Parole d’honneur![28]

— Аникитов, ты подпишешься?

— У меня, робя, денег ни бе ни ме.

— Пенёнзов нема?[29] — подсказал Мищенко.

— Как у турецкого святого.

— Я тебе дам. Когда отдашь? — предложил Фрейберг.

— Ишь, немец аккуратный: когда отдашь? С процентом отдать? Или так?

— Пожалуйста, без оскорбительных намёков.

— Ну, не сердись: я, ведь, знаю, что ты не жид. Пиши за меня двугривенный. Должен — не спорю, отдам нескоро. В Рождество, когда подарят на ёлку. Раньше не будет.

— Это ничего: сумма небольшая.

Подписка пошла бойко. Бузов, к удивлению многих, не отказался и записал целый рубль. Какое побуждение подвинуло его к этому, для всех осталось загадкой. Но надо думать, что самолюбие подсказало ему и самое решение, и довольно щедрую цифру. Васильев, не желая портить подписку в самом начале, пропустил Бузова, идя по алфавиту, как будто про него забыл, и вызвал его одним из последних, когда уже все слышали, сколько кто жертвовал. По окончании подписки стало видно, что один только Аглейт отказался. Тогда и он заявил:

— Валяй и меня туда же. Полтинник с меня.

— Вот и отлично.

— И прекрасно! И превосходно! И восхитительно! — подхватили хором.

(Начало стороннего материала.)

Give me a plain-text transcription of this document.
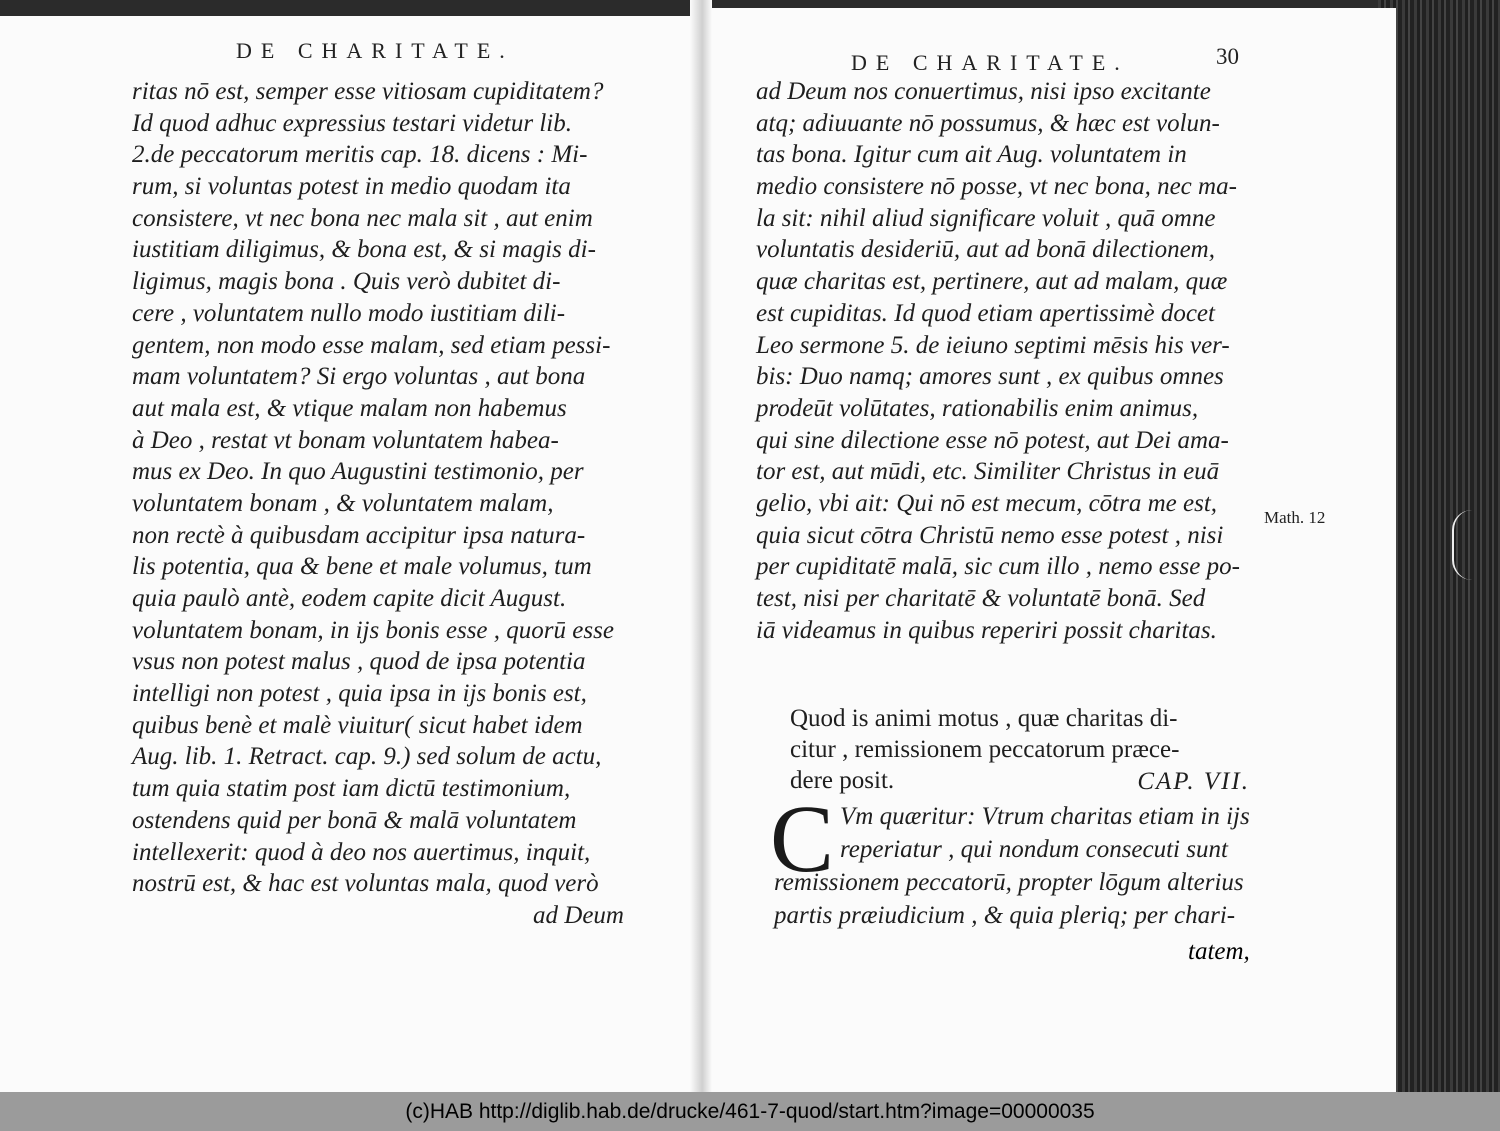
DE CHARITATE.	DE CHARITATE.	30
ritas nō est, semper esse vitiosam cupiditatem?
Id quod adhuc expressius testari videtur lib.
2.de peccatorum meritis cap. 18. dicens : Mi-
rum, si voluntas potest in medio quodam ita
consistere, vt nec bona nec mala sit , aut enim
iustitiam diligimus, & bona est, & si magis di-
ligimus, magis bona . Quis verò dubitet di-
cere , voluntatem nullo modo iustitiam dili-
gentem, non modo esse malam, sed etiam pessi-
mam voluntatem? Si ergo voluntas , aut bona
aut mala est, & vtique malam non habemus
à Deo , restat vt bonam voluntatem habea-
mus ex Deo. In quo Augustini testimonio, per
voluntatem bonam , & voluntatem malam,
non rectè à quibusdam accipitur ipsa natura-
lis potentia, qua & bene et male volumus, tum
quia paulò antè, eodem capite dicit August.
voluntatem bonam, in ijs bonis esse , quorū esse
vsus non potest malus , quod de ipsa potentia
intelligi non potest , quia ipsa in ijs bonis est,
quibus benè et malè viuitur( sicut habet idem
Aug. lib. 1. Retract. cap. 9.) sed solum de actu,
tum quia statim post iam dictū testimonium,
ostendens quid per bonā & malā voluntatem
intellexerit: quod à deo nos auertimus, inquit,
nostrū est, & hac est voluntas mala, quod verò
ad Deum
ad Deum nos conuertimus, nisi ipso excitante
atq; adiuuante nō possumus, & hæc est volun-
tas bona. Igitur cum ait Aug. voluntatem in
medio consistere nō posse, vt nec bona, nec ma-
la sit: nihil aliud significare voluit , quā omne
voluntatis desideriū, aut ad bonā dilectionem,
quæ charitas est, pertinere, aut ad malam, quæ
est cupiditas. Id quod etiam apertissimè docet
Leo sermone 5. de ieiuno septimi mēsis his ver-
bis: Duo namq; amores sunt , ex quibus omnes
prodeūt volūtates, rationabilis enim animus,
qui sine dilectione esse nō potest, aut Dei ama-
tor est, aut mūdi, etc. Similiter Christus in euā
gelio, vbi ait: Qui nō est mecum, cōtra me est,
quia sicut cōtra Christū nemo esse potest , nisi
per cupiditatē malā, sic cum illo , nemo esse po-
test, nisi per charitatē & voluntatē bonā. Sed
iā videamus in quibus reperiri possit charitas.
Math. 12
Quod is animi motus , quæ charitas di-
citur , remissionem peccatorum præce-
dere posit.	CAP. VII.
C Vm quæritur: Vtrum charitas etiam in ijs
reperiatur , qui nondum consecuti sunt
remissionem peccatorū, propter lōgum alterius
partis præiudicium , & quia pleriq; per chari-
tatem,
(c)HAB http://diglib.hab.de/drucke/461-7-quod/start.htm?image=00000035
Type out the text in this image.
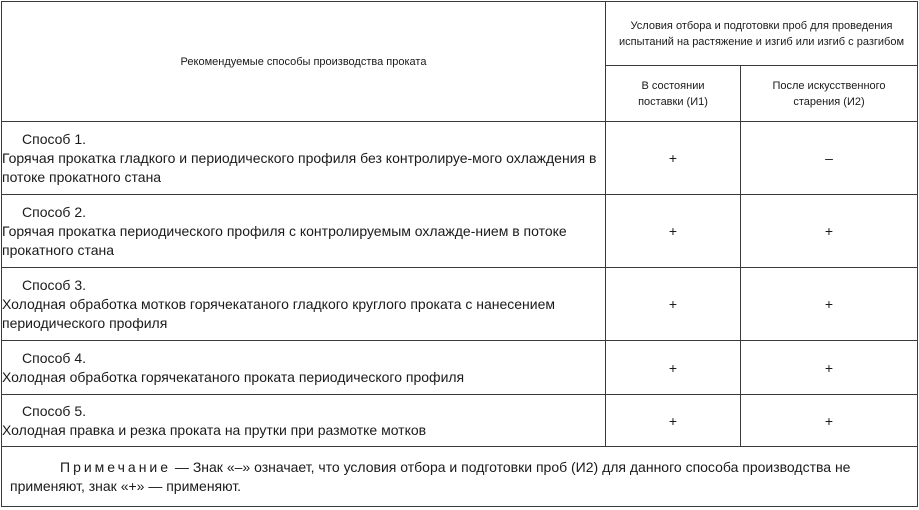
Рекомендуемые способы производства проката	Условия отбора и подготовки проб для проведения испытаний на растяжение и изгиб или изгиб с разгибом	
	В состоянии поставки (И1)	После искусственного старения (И2)

Способ 1.
Горячая прокатка гладкого и периодического профиля без контролируе-мого охлаждения в потоке прокатного стана	+	–

Способ 2.
Горячая прокатка периодического профиля с контролируемым охлажде-нием в потоке прокатного стана	+	+

Способ 3.
Холодная обработка мотков горячекатаного гладкого круглого проката с нанесением периодического профиля	+	+

Способ 4.
Холодная обработка горячекатаного проката периодического профиля	+	+

Способ 5.
Холодная правка и резка проката на прутки при размотке мотков	+	+
Примечание — Знак «–» означает, что условия отбора и подготовки проб (И2) для данного способа производства не применяют, знак «+» — применяют.		
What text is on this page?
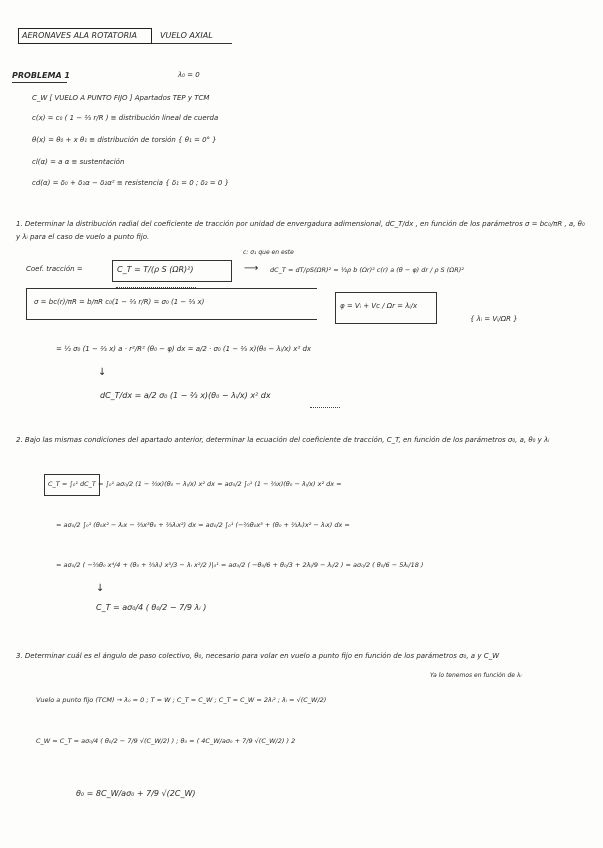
AERONAVES ALA ROTATORIA	VUELO AXIAL
λ₀ = 0
PROBLEMA 1
C_W [ VUELO A PUNTO FIJO ] Apartados TEP y TCM
c(x) = c₀ ( 1 − ⅔ r/R ) ≡ distribución lineal de cuerda
θ(x) = θ₀ + x θ₁ ≡ distribución de torsión { θ₁ = 0° }
cl(α) = a α ≡ sustentación
cd(α) = δ₀ + δ₁α − δ₂α² ≡ resistencia { δ₁ = 0 ; δ₂ = 0 }
1. Determinar la distribución radial del coeficiente de tracción por unidad de envergadura adimensional, dC_T/dx , en función de los parámetros σ = bc₀/πR , a, θ₀ y λᵢ para el caso de vuelo a punto fijo.
c: σ₁ que en este
Coef. tracción =	C_T = T/(ρ S (ΩR)²)	⟶ dC_T = dT/ρS(ΩR)² = ½ρ b (Ωr)² c(r) a (θ − φ) dr / ρ S (ΩR)²
σ = bc(r)/πR = b/πR c₀(1 − ⅔ r/R) = σ₀ (1 − ⅔ x)	φ = Vᵢ + Vc / Ωr = λᵢ/x
{ λᵢ = Vᵢ/ΩR }
= ½ σ₀ (1 − ⅔ x) a · r²/R² (θ₀ − φ) dx = a/2 · σ₀ (1 − ⅔ x)(θ₀ − λᵢ/x) x² dx
↓
dC_T/dx = a/2 σ₀ (1 − ⅔ x)(θ₀ − λᵢ/x) x² dx
2. Bajo las mismas condiciones del apartado anterior, determinar la ecuación del coeficiente de tracción, C_T, en función de los parámetros σ₀, a, θ₀ y λᵢ
C_T = ∫₀¹ dC_T = ∫₀¹ aσ₀/2 (1 − ⅔x)(θ₀ − λᵢ/x) x² dx = aσ₀/2 ∫₀¹ (1 − ⅔x)(θ₀ − λᵢ/x) x² dx =
= aσ₀/2 ∫₀¹ (θ₀x² − λᵢx − ⅔x³θ₀ + ⅔λᵢx²) dx = aσ₀/2 ∫₀¹ (−⅔θ₀x³ + (θ₀ + ⅔λᵢ)x² − λᵢx) dx =
= aσ₀/2 ( −⅔θ₀ x⁴/4 + (θ₀ + ⅔λᵢ) x³/3 − λᵢ x²/2 )|₀¹ = aσ₀/2 ( −θ₀/6 + θ₀/3 + 2λᵢ/9 − λᵢ/2 ) = aσ₀/2 ( θ₀/6 − 5λᵢ/18 )
↓
C_T = aσ₀/4 ( θ₀/2 − 7/9 λᵢ )
3. Determinar cuál es el ángulo de paso colectivo, θ₀, necesario para volar en vuelo a punto fijo en función de los parámetros σ₀, a y C_W
Ya lo tenemos en función de λᵢ
Vuelo a punto fijo (TCM) → λ₀ = 0 ; T = W ; C_T = C_W ; C_T = C_W = 2λᵢ² ; λᵢ = √(C_W/2)
C_W = C_T = aσ₀/4 ( θ₀/2 − 7/9 √(C_W/2) ) ; θ₀ = ( 4C_W/aσ₀ + 7/9 √(C_W/2) ) 2
θ₀ = 8C_W/aσ₀ + 7/9 √(2C_W)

Подсчитали итог. Набралось 22 рубля с копейками. Записывали, стесняясь цифрой, — кто двугривенный, кто даже пятак. Это у них так было вообще принято: всякий давал по возможности. Но некоторые записали и по рублю, а Веся Действиев тут же вынул зелёненькую бумажку и сдал Васильеву. Решено было принести деньги на завтра, в пятницу. Так и сделали. Но что купить? Что поднести? Что более подобало бы случаю и подходило бы к положению Варвары Никандровны в гимназии? Одни предлагали купить альбом или бювар; другие — цепочку к часам, — но решили, что за эти деньги не купишь хорошей цепочки; третьи — что-нибудь, полезное для хозяйства, ложки, например, — но и это отвергли, нашли, что и не поэтично; кто-то предложил заказать жетон, — но не нашлись, что на нём вырезать, да и времени было мало для работы; а Фомину показалось, что практичнее и нужнее всего было бы подарить Варваре Никандровне материи на платье… Конечно, это вызвало смех, опять «Фомке-дураку» попал щелчок в нос, а он и не мигнул: так уж привык он к этим щелчкам…

— А знаете что? — предложил Фрейберг. — Всего лучше… и это так мило: она девица… теперь декабрь… это так теперь дорого… но на эту сумму можно всё-таки отличную корзинку купить…

— Цветы?

— Да, цветы! Это так… так… Ах! По-немецки я бы сказал…

— Ну, валяй по-немецки.

Он деликатно сложил пальчики и с удовольствием, с любезною улыбкой произнёс:

Es wäre so fein, so anständig!.. so… Ach![30]

— Ах, ты колбаса! Как хорошо сказал! С таким смаком… So ffein[31], — передразнили его.

— Ну, что ж, цветы так цветы. Отлично выдумал немец.

— Ах, ты, немчура дорогая. Der schöne Mai! Iu-hei-sa-sa![32] — прищёлкивал пальцами Фрейберг.

— Но только чур, господа! Никому не говорить, — предупредил Действиев, — чтобы в других классах не знали. А то перехватят идею. И уж не то выйдет. Эффект не тот будет.

— Конечно, само собой! Нинишеньки, никому, ни гу-гу!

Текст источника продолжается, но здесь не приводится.